Tuskegee : le drame qui nourrit la thèse du complot

Le drame se déroule à Tuskegee, petite ville d’Alabama d’à peine 10.000 habitants, dans les années 1930. A cette époque, la syphilis prévaut dans la population noire fortement touchée par cette maladie. Une étude révèle que le comté de Macon, où se situe la ville de Tuskegee, a le plus fort taux de syphilis.
Sous l'égide de l’US public health service (UPHS) , une étude démarra en 1932 sur place pour suivre l'évolution naturelle de la maladie pendant un temps court. Dans le protocole, aucun traitement ne devait être administré pendant six mois, puis le traitement devait être institué. Des patients noirs de sexe masculin, âgés de 25 à 60 ans, furent recrutés à cet effet. Des soins médicaux gratuits pour toute la vie leur furent proposés ainsi que des repas chauds et des transports gratuits pour les visites médicales obligatoires deux fois par an. En cas de décès, 50 dollars étaient offerts pour frais d’obsèques, à condition d'accepter d’être autopsié. Près de 399 personnes signèrent initialement pour ces soins gratuits.

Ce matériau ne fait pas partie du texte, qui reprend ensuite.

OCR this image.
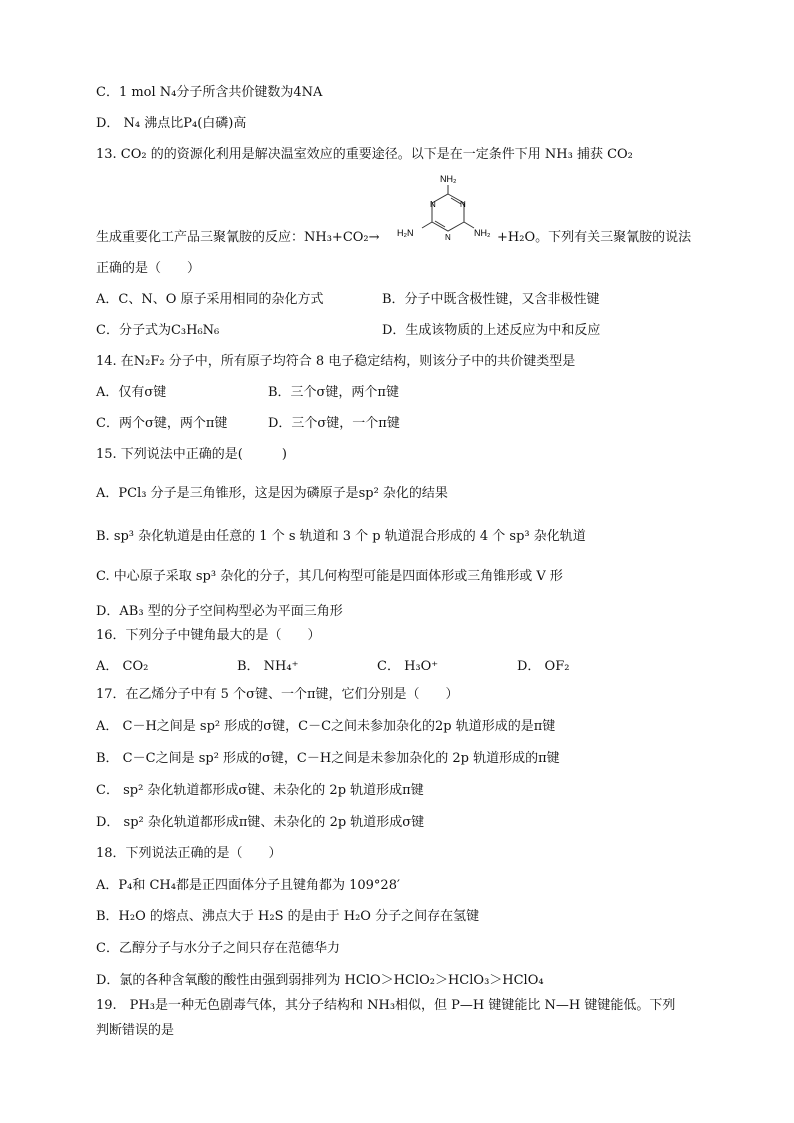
C．1 mol N₄分子所含共价键数为4NA
D． N₄ 沸点比P₄(白磷)高
13. CO₂ 的的资源化利用是解决温室效应的重要途径。以下是在一定条件下用 NH₃ 捕获 CO₂
NH₂
N
N
N
H₂N	NH₂
生成重要化工产品三聚氰胺的反应：NH₃+CO₂→	+H₂O。下列有关三聚氰胺的说法
正确的是（　　）
A．C、N、O 原子采用相同的杂化方式	B．分子中既含极性键，又含非极性键
C．分子式为C₃H₆N₆	D．生成该物质的上述反应为中和反应
14. 在N₂F₂ 分子中，所有原子均符合 8 电子稳定结构，则该分子中的共价键类型是
A．仅有σ键	B．三个σ键，两个π键
C．两个σ键，两个π键	D．三个σ键，一个π键
15. 下列说法中正确的是(　　　)
A．PCl₃ 分子是三角锥形，这是因为磷原子是sp² 杂化的结果
B. sp³ 杂化轨道是由任意的 1 个 s 轨道和 3 个 p 轨道混合形成的 4 个 sp³ 杂化轨道
C. 中心原子采取 sp³ 杂化的分子，其几何构型可能是四面体形或三角锥形或 V 形
D．AB₃ 型的分子空间构型必为平面三角形
16．下列分子中键角最大的是（　　）
A． CO₂	B． NH₄⁺	C． H₃O⁺	D． OF₂
17．在乙烯分子中有 5 个σ键、一个π键，它们分别是（　　）
A． C－H之间是 sp² 形成的σ键，C－C之间未参加杂化的2p 轨道形成的是π键
B． C－C之间是 sp² 形成的σ键，C－H之间是未参加杂化的 2p 轨道形成的π键
C． sp² 杂化轨道都形成σ键、未杂化的 2p 轨道形成π键
D． sp² 杂化轨道都形成π键、未杂化的 2p 轨道形成σ键
18．下列说法正确的是（　　）
A．P₄和 CH₄都是正四面体分子且键角都为 109°28′
B．H₂O 的熔点、沸点大于 H₂S 的是由于 H₂O 分子之间存在氢键
C．乙醇分子与水分子之间只存在范德华力
D．氯的各种含氧酸的酸性由强到弱排列为 HClO＞HClO₂＞HClO₃＞HClO₄
19.　PH₃是一种无色剧毒气体，其分子结构和 NH₃相似，但 P—H 键键能比 N—H 键键能低。下列
判断错误的是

Cette expérimentation donna lieu plusieurs rapports qui montrèrent les ravages de la syphilis en l’absence de traitement. Un article de 1955 trouva que plus de 30% des sujets autopsiés dans le groupe des syphilitiques étaient morts directement de lésions de syphilis avancée, cardio-vasculaires ou nerveuses.
Pendant toute la durée de l’étude, l’USPHS mit tout en œuvre pour que les"sujets" ne reçoivent pas de traitement. Dès 1934, il fut demandé à des médecins noirs de la région de ne pas traiter les patients inclus dans l'étude. En 1941, quand 256 d'entre eux s'engagèrent dans l'Armée américaine, l’USPHS envoya la liste à l’Armée pour "exempter" ces patients de tout traitement.